La Procura di Palermo li aveva accusati di aver messo in scena una sparatoria ma il giudice Salvatore Fausto Flaccovio li ha assolti perché il fatto non sussiste. Gli scagionati sono due poliziotti, l’ispettore Francesco Elia, di 62 anni, e l’assistente capo Alessandra Salamone, di 55, protagonisti di un conflitto a fuoco nel quartiere Zen 2, il 16 marzo 2015: finirono agli arresti domiciliari l’anno seguente perché, secondo i loro colleghi della Squadra mobile e il pm Maurizio Bonaccorso, all'epoca coordinatore dell'inchiesta, si erano inventati il conflitto a fuoco con un giovane rom, accusando falsamente un giovane rom di avere ferito Elia.
I due imputati, difesi dagli avvocati Nino Zanghì, Alessandro Pergolizzi e Teresa Re, hanno dimostrato invece che nulla era stato inventato, allo scopo - così aveva sostenuto la Procura - di ottenere il riconoscimento di vittima del dovere e un equo indennizzo per causa di servizio, in effetti richiesto pochi mesi dopo l'episodio. Al termine del dibattimento, il pm Giacomo Brandini - subentrato a Bonaccorso, nel frattempo trasferito a Caltanissetta - aveva però chiesto l’assoluzione per il danneggiamento dell'auto della polizia, implicitamente riconoscendo la sussistenza dello scontro con una persona rimasta sconosciuta. Lo stesso pm aveva poi sollecitato la prescrizione per il procurato allarme ma anche la condanna a 5 anni per calunnia nei confronti del giovane straniero, che per quella sparatoria era stato arrestato ed era rimasto in cella per un mese e mezzo.

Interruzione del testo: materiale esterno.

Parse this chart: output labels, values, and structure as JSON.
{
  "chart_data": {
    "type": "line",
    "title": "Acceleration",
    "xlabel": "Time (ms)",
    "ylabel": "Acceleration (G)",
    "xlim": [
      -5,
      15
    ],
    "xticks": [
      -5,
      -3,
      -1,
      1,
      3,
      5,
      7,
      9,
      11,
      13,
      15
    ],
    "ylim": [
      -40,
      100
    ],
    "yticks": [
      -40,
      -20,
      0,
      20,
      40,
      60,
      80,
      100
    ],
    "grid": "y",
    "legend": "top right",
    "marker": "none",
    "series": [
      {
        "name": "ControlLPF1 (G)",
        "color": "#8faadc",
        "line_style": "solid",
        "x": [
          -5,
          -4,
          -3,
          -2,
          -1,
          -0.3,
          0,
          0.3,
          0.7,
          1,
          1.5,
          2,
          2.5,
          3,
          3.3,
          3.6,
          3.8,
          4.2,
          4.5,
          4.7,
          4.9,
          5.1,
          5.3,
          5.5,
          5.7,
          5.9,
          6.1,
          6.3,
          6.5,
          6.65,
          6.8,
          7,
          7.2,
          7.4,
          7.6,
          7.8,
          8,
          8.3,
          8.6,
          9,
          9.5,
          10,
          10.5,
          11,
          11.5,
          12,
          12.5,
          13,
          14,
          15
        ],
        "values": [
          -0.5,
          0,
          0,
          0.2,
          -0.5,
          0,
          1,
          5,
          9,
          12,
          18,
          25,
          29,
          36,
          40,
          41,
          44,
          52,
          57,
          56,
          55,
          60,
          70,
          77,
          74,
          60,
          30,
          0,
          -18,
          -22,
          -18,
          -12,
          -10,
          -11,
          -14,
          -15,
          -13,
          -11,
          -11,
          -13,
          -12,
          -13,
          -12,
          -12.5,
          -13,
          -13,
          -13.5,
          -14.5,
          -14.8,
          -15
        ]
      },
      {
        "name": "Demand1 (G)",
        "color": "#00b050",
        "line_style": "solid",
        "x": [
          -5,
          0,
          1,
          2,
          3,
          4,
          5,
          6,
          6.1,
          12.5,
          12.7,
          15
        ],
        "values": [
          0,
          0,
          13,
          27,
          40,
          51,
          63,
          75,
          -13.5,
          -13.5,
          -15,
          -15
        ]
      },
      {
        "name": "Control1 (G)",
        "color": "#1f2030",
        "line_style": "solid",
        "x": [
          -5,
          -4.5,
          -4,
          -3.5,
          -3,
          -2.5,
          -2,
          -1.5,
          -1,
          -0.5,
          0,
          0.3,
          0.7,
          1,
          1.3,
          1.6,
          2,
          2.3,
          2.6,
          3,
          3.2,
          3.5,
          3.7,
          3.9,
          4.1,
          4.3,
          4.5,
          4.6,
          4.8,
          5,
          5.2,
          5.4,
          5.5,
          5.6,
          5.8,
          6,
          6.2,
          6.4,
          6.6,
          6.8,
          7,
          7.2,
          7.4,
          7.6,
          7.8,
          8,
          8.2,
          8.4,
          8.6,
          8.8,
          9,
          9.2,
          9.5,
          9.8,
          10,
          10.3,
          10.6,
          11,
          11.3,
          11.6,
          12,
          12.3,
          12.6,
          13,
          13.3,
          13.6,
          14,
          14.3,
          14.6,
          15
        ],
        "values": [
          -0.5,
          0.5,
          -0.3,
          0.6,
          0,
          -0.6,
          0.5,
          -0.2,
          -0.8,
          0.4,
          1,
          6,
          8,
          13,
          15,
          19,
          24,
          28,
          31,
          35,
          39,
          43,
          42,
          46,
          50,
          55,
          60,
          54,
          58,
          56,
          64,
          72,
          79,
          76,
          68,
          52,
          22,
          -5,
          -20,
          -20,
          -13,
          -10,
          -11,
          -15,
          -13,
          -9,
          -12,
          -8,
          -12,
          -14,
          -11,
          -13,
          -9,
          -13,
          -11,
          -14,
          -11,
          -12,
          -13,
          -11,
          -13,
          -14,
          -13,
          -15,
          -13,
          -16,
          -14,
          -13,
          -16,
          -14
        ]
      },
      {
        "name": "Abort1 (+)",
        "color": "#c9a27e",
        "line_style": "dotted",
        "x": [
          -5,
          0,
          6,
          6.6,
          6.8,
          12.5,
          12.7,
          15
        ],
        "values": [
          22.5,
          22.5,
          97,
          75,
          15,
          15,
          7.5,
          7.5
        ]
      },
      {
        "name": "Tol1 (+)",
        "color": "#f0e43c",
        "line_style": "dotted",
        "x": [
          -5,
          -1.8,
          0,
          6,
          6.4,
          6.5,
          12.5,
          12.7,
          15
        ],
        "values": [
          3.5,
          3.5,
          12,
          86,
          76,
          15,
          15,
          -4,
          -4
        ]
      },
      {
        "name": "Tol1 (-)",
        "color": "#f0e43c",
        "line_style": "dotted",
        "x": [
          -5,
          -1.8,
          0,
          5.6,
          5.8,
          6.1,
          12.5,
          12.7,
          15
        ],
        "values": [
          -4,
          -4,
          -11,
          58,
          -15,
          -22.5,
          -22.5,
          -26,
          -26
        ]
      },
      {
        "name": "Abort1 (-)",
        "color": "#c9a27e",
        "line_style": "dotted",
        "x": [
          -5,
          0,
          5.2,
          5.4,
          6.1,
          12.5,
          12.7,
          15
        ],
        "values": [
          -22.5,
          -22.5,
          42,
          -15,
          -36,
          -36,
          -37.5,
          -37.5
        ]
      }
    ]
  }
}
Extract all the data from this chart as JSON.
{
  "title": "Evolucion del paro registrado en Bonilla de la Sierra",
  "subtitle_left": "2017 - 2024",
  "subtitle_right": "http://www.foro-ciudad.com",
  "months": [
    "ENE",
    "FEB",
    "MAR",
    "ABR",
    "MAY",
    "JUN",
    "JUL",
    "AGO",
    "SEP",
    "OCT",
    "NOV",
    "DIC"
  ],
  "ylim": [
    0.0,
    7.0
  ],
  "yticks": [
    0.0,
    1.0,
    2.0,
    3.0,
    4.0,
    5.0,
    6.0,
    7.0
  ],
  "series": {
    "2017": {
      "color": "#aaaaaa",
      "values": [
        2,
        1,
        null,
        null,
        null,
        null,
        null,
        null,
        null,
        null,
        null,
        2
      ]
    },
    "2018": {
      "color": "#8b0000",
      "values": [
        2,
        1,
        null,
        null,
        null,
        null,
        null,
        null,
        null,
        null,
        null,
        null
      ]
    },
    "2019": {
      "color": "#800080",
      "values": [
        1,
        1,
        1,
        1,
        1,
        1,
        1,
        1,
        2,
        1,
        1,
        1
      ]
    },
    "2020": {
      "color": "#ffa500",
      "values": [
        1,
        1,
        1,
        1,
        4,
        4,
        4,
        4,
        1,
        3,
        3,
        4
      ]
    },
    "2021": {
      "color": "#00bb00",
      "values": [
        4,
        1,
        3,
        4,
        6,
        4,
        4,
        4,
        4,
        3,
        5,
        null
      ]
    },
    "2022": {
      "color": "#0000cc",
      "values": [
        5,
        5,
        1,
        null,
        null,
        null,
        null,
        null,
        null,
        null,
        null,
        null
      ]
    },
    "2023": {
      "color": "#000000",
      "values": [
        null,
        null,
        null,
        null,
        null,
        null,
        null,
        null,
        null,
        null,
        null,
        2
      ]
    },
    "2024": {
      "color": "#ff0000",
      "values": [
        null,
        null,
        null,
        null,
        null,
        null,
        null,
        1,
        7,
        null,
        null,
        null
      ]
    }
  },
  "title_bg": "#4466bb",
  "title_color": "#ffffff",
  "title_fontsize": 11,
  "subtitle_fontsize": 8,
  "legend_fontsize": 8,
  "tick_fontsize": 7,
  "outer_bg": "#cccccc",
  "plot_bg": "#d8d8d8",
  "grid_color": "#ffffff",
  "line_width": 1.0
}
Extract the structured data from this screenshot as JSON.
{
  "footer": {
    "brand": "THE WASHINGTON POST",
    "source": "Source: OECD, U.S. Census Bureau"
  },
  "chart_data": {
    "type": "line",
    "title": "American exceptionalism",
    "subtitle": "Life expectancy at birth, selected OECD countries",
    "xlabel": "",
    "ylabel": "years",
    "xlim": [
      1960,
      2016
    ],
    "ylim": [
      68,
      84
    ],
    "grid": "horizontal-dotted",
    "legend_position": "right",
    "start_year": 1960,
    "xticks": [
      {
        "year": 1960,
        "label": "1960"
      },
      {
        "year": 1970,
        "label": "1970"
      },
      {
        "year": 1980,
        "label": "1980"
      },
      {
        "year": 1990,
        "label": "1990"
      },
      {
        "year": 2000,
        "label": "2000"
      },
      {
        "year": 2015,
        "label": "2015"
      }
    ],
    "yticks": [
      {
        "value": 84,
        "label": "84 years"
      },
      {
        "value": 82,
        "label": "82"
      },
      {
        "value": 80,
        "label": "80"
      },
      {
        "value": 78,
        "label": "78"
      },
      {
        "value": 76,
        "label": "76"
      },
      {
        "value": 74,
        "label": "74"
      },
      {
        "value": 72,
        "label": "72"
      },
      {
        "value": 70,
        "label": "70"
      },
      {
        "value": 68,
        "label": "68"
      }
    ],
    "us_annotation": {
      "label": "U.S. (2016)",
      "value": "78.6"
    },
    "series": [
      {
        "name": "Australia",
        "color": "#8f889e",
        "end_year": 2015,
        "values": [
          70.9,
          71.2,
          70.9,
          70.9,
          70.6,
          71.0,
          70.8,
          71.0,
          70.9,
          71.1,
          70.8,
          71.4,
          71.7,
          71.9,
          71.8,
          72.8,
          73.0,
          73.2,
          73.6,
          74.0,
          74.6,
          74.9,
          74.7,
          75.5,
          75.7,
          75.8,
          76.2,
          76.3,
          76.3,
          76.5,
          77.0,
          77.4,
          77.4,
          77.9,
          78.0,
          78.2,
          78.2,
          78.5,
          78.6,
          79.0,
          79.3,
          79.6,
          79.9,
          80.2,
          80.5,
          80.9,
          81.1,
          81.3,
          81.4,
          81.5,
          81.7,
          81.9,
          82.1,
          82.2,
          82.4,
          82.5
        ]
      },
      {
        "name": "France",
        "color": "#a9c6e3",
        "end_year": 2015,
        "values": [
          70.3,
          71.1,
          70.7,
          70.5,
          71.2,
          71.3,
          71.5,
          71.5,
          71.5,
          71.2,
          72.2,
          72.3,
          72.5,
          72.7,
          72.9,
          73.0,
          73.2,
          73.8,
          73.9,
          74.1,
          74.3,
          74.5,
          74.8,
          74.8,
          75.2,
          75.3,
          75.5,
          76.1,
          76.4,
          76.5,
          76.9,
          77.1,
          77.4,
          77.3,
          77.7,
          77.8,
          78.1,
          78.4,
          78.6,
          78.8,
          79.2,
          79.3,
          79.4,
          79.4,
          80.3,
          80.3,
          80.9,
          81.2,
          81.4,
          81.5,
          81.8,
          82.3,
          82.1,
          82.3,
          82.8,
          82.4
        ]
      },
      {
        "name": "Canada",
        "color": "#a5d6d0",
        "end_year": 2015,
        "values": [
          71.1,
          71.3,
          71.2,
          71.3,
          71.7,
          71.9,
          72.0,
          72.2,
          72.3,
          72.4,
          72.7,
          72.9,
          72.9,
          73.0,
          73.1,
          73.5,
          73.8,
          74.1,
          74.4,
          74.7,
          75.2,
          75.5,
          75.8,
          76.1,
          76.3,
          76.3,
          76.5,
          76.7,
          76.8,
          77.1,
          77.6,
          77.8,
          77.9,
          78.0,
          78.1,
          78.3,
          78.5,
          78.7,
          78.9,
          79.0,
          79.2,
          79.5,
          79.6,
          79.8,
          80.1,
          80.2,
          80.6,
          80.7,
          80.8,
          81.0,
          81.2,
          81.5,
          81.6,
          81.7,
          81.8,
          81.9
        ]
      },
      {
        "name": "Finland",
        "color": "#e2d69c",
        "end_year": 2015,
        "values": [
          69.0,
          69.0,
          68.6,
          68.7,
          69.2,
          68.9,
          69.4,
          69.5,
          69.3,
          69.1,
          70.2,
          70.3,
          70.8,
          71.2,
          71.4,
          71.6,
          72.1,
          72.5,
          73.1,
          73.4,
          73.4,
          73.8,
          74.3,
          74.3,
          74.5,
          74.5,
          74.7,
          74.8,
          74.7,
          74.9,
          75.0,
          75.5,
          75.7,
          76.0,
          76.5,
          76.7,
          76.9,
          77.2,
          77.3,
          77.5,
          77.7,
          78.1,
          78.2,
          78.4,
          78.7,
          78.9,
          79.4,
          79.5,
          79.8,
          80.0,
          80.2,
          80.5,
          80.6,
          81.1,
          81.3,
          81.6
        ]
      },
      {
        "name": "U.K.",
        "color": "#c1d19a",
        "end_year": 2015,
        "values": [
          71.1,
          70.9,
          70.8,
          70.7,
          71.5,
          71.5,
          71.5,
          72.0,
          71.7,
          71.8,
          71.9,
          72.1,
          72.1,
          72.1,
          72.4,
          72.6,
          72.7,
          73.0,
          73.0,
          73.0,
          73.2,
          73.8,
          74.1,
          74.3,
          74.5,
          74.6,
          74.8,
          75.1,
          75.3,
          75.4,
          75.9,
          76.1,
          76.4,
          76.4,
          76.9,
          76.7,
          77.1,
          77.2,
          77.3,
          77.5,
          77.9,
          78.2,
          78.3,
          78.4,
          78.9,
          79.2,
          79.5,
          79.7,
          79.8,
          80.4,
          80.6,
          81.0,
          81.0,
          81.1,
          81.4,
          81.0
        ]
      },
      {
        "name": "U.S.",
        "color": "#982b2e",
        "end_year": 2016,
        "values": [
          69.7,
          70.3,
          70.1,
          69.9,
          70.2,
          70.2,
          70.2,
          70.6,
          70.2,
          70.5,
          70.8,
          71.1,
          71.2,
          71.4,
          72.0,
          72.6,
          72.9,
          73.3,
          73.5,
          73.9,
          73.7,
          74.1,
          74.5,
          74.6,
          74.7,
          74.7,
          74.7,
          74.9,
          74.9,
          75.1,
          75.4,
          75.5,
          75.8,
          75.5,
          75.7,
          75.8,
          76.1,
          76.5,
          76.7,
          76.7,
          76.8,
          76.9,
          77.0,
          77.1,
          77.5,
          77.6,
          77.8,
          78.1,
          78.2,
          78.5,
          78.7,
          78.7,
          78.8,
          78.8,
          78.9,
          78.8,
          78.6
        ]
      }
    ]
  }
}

Nel corso del processo è emerso che né Elia né Salamone lo avevano riconosciuto come l’autore dell’agguato allo Zen, cosa che nel giudizio finale ha escluso la sussistenza della calunnia. La conferma della ricostruzione della difesa è legata anche alla visione e all'esame da parte dei Ris dei carabinieri delle immagini della videosorveglianza del centro commerciale Conca d'Oro, nei cui paraggi avvennero i fatti.